Lo confieso con vergüenza: creo que recé. Dije que, si había Dios, ya
era hora de que me tirara un centro. Que no me podía morir tan rápido. Y que si
me salvaba, si sobrevivía a la operación, iba a dejar de ser tan maricón.
A
la noche, cuando Tati ya estaba acostada, entré de nuevo.
–Tati…
–¿Qué
pasa? ¿Pasó algo?
–No,
no… ¿Viste que te dije que iba a ir al médico ese, al urólogo?
–Sí.
–Bueno,
fui. Me dijo que me van a tener que hacer… como una intervención, algo medio
sencillito, que se hace en el día, es una pavada. Pero necesita que vayas, para
que firmes unos papeles.
Tati
abrió los ojos bien grandes.
–¿Seguro
no es nada grave?
–Seguro,
seguro, es una pavada.
Pobre
Tati, ¡cómo se habrá puesto cuando el doctor le dijo la verdad! A la noche
siguiente, me habló ella.
–Martín,
no sé si sabés, pero lo que tienen que hacerte no es tan sencillo…
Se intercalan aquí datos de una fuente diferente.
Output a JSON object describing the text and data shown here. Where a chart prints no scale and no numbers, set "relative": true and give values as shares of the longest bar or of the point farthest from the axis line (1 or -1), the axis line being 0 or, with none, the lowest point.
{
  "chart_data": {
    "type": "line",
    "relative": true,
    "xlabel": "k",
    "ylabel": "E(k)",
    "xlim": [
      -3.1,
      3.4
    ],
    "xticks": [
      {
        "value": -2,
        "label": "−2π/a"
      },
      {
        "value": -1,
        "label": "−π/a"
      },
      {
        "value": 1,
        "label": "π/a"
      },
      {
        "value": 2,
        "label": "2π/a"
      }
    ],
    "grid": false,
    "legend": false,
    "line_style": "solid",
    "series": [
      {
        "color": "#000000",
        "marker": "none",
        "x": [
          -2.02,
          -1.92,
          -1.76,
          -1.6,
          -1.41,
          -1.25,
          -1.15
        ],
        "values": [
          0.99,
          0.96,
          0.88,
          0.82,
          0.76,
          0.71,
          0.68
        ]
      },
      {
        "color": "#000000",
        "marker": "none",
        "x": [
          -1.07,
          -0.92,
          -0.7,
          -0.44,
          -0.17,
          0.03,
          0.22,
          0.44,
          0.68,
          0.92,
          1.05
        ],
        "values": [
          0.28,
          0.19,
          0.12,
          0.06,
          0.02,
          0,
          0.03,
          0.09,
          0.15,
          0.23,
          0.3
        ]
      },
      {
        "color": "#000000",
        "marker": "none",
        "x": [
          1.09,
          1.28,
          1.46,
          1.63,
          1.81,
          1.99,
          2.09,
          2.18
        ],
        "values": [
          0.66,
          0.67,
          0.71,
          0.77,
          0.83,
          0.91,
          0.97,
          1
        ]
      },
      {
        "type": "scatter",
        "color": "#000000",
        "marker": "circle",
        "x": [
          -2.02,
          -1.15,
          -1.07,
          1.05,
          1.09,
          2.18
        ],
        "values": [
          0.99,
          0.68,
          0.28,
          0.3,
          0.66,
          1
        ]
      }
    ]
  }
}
–Sí, ya sé, pero no quería preocuparte.
Y
nos abrazamos.
Pasé
una noche en la clínica y me desmayé por única vez en mi vida (Tati me atajó
cuando salía del baño arrastrando el suero), pero la operación fue un éxito. Lo
que hicieron, básicamente, fue cortarme una parte del pene: me extirparon el
prepucio. Una especie de circuncisión judía, pero a un hombre grande. Lo
primero que noté fue que ya podía hacer pis parado: el chorro salía derechito, como de manguera nueva.
El
post operatorio, lo siento por los impresionables, fue traumático: tenía
alrededor de treinta puntos de sutura alrededor del pene. Decenas de
alambres enredados justo en una de las partes más sensibles del cuerpo
humano. Y algo más: las curaciones con iodo tenía que hacérmelas yo. Y los alambres, mientras me bañaba, también tenía que sacarlos yo. Ay, diosito mío, me acuerdo y se me
cierran las piernas.
Fueron
dos semanas en cama, pero lleno de alegría por haber hecho mierda a las
trompadas al monstruo de mi infancia. Y el pene, esa palabra que yo no podía
decir en voz alta, se había transformado en el protagonista de mi vida.
¿Qué
timidez podía sentir ahora, que varios desconocidos me lo habían visto y uno
me lo había cortado en pedacitos? ¿Cómo seguir ocultando cualquier problema
pavote, si en la mesa familiar todos preguntaban (aunque de modo sutil) cómo está el pene de Martín? Recuerdo que mi primo Matías me llevó en auto a la primera revisación, y
yo le avisaba en cada lomo de burro: “Despacito, despacito”. Y, cuando volví al
colegio, con Nico hicimos un cartel para que las personas no me lastimaran en
el colectivo. Decía: “Cuidado: post operatorio”.
No
cuento esta historia para atragantarles la cena a las señoras mayores ni para evidenciar
mi orgullo por ser al menos un poco religioso: tengo pene judío. No, señor. Lo
cuento porque muchas personas en el mundo viven angustiadas por un
secreto asfixiante que piensan que jamás podrán resolver. A veces es un pene
deforme, a veces es miedo a quedarnos solos, a veces es vergüenza a decir lo
que deseamos. O el secreto pueden ser nuestros gustos sexuales, un mal que le
hicimos a alguien, un amor no correspondido. Odiar a nuestra familia, o amarla
hasta lo obsesivo, o no saber qué carajo queremos en nuestra vida mientras
todos parecen tan seguros. Hay un secreto angustiante para cada ser humano.
No
importa cuál sea el precio: el rechazo de algunas personas, centenas de
lágrimas o veinte días curándonos el pene con iodo sentados en el piso del
baño. Cualquier cosa, se los juro por el doctor Juan Pablo Aguirre, es mejor
que vivir siempre con esa angustia que nos hace respirar raro, doler la panza y
sonreír de mentira, siempre de mentira, porque las angustias secretas no se
olvidan, ni con el mejor chiste, ni con la peor droga.
Saquen,
sáquense de encima esos monstruos, que no son tan grandes ni tan monstruos. Los
tenemos todos, aunque nadie se dé cuenta. Yo, una noche, le toqué el hombro a
Tati para hablarle y todo empezó a cambiar. Y ahora, mi pene judío y yo, es cierto, vivimos
sin prepucio. Pero sin tanto miedo y con sonrisas de verdad.